E. N. Altland, Defendant in Error, v. The Atchison, Topeka & Santa Fe Railway Company, Plaintiff in Error.
Gen. No. 14,637.
1. Common caebiebs—when exemption from liability for negligence sustained. If a special contract for exemption from liability for ordinary negligence is made in a state where it is valid and enforceable, such contract will be enforced in this state.
2. Contracts—by what law governed. The validity of contracts will be determined according to the law of the state where made.
Tort. Error to the Municipal Court of Chicago; the Hon. Stephen A. Foster, Judge, presiding.

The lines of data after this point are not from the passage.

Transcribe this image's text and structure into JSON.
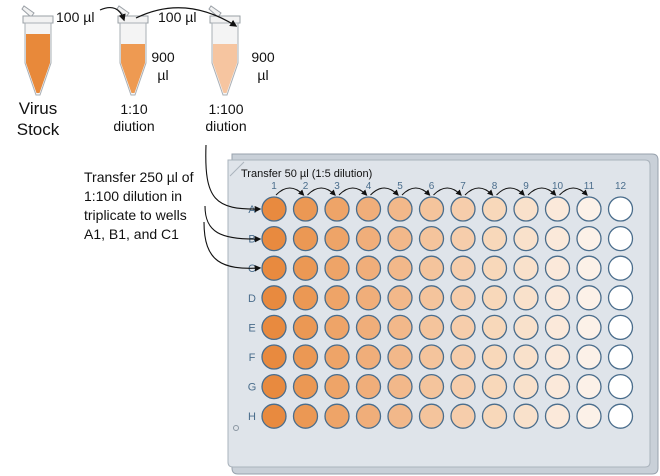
{
  "tubes": [
    {
      "label_lines": [
        "Virus",
        "Stock"
      ],
      "volume_lines": [],
      "fill_color": "#e8893a"
    },
    {
      "label_lines": [
        "1:10",
        "diution"
      ],
      "volume_lines": [
        "900",
        "µl"
      ],
      "fill_color": "#ee9a52"
    },
    {
      "label_lines": [
        "1:100",
        "diution"
      ],
      "volume_lines": [
        "900",
        "µl"
      ],
      "fill_color": "#f6c5a0"
    }
  ],
  "transfers": [
    "100 µl",
    "100 µl"
  ],
  "instruction_lines": [
    "Transfer 250 µl of",
    "1:100 dilution in",
    "triplicate to wells",
    "A1, B1, and C1"
  ],
  "plate": {
    "header": "Transfer 50 µl (1:5 dilution)",
    "columns": [
      "1",
      "2",
      "3",
      "4",
      "5",
      "6",
      "7",
      "8",
      "9",
      "10",
      "11",
      "12"
    ],
    "rows": [
      "A",
      "B",
      "C",
      "D",
      "E",
      "F",
      "G",
      "H"
    ],
    "column_colors": [
      "#e88a3f",
      "#eb9854",
      "#eea468",
      "#f0ae7a",
      "#f2b88a",
      "#f4c49c",
      "#f6cdab",
      "#f8d8ba",
      "#f9e1cb",
      "#fbe9da",
      "#fcf1e8",
      "#ffffff"
    ],
    "plate_color": "#dfe4ea",
    "accent_color": "#4a6d8c"
  }
}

Heard in this court at the October term, 1908.
Reversed with finding of facts.
Opinion filed November 8, 1909.
Statement by the Court. —This is a suit brought by the defendant in error—plaintiff below—against the railway company—defendant below—to recover for alleged loss on a carload of plums, occasioned it is claimed by the failure of the defendant to stop and transfer said car—originally shipped and then on its way to New York—at Streator, Illinois, and send it to Chicago in accordance with an order to that effect from the plaintiff.
The defendant introduced in evidence an instrument called a “general indemnity bond,” executed by the plaintiff, dated January 22, 1903, containing a clause as follows:
“2. In all cases where at the request of said principal, any goods shall be diverted from their original route or destination, or consignee changed, or inspection permitted, said Santa Fe System and said other companies operating connecting lines as aforesaid are hereby by the undersigned and each of us fully indemnified and saved harmless from and against any and all liability, suits, costs, damages, expenses, losses or claims for loss or damage of every kind and nature which might be made against or suffered by the said *292Santa Fe System, or by said other companies operating connecting lines, on account or by reason of the granting of any such request or in any way connected therewith, including any bona fide failure or delay to accomplish such diversion, change of consignee or inspection.”
The carload of plums was shipped August 29, 1903, from Pasadena, California, to New York over the Southern California Railway to Barstow, California, and from that point over the railway of the defendant. Eight days later it is said the car reached Streator, Illinois, on its way eastward. Before the car reached Streator and on September 5, 1903, the plaintiff went to the office of the commercial agent of the defendant at Los Angeles and signed an order, which is in evidence and is as follows:
“SOUTHERN CALIFORNIA RAILWAY COMPANY.
Request for Changes in Shipping Instructions or Delivery Without Surrender of Original Bill of Lading.
Santa Fe.
------ 9—5--1903.
Southern California Railway Company.
Dear Sir:—
On the 29th day of August, 1903, car No. 4656, initial S. F. R. D.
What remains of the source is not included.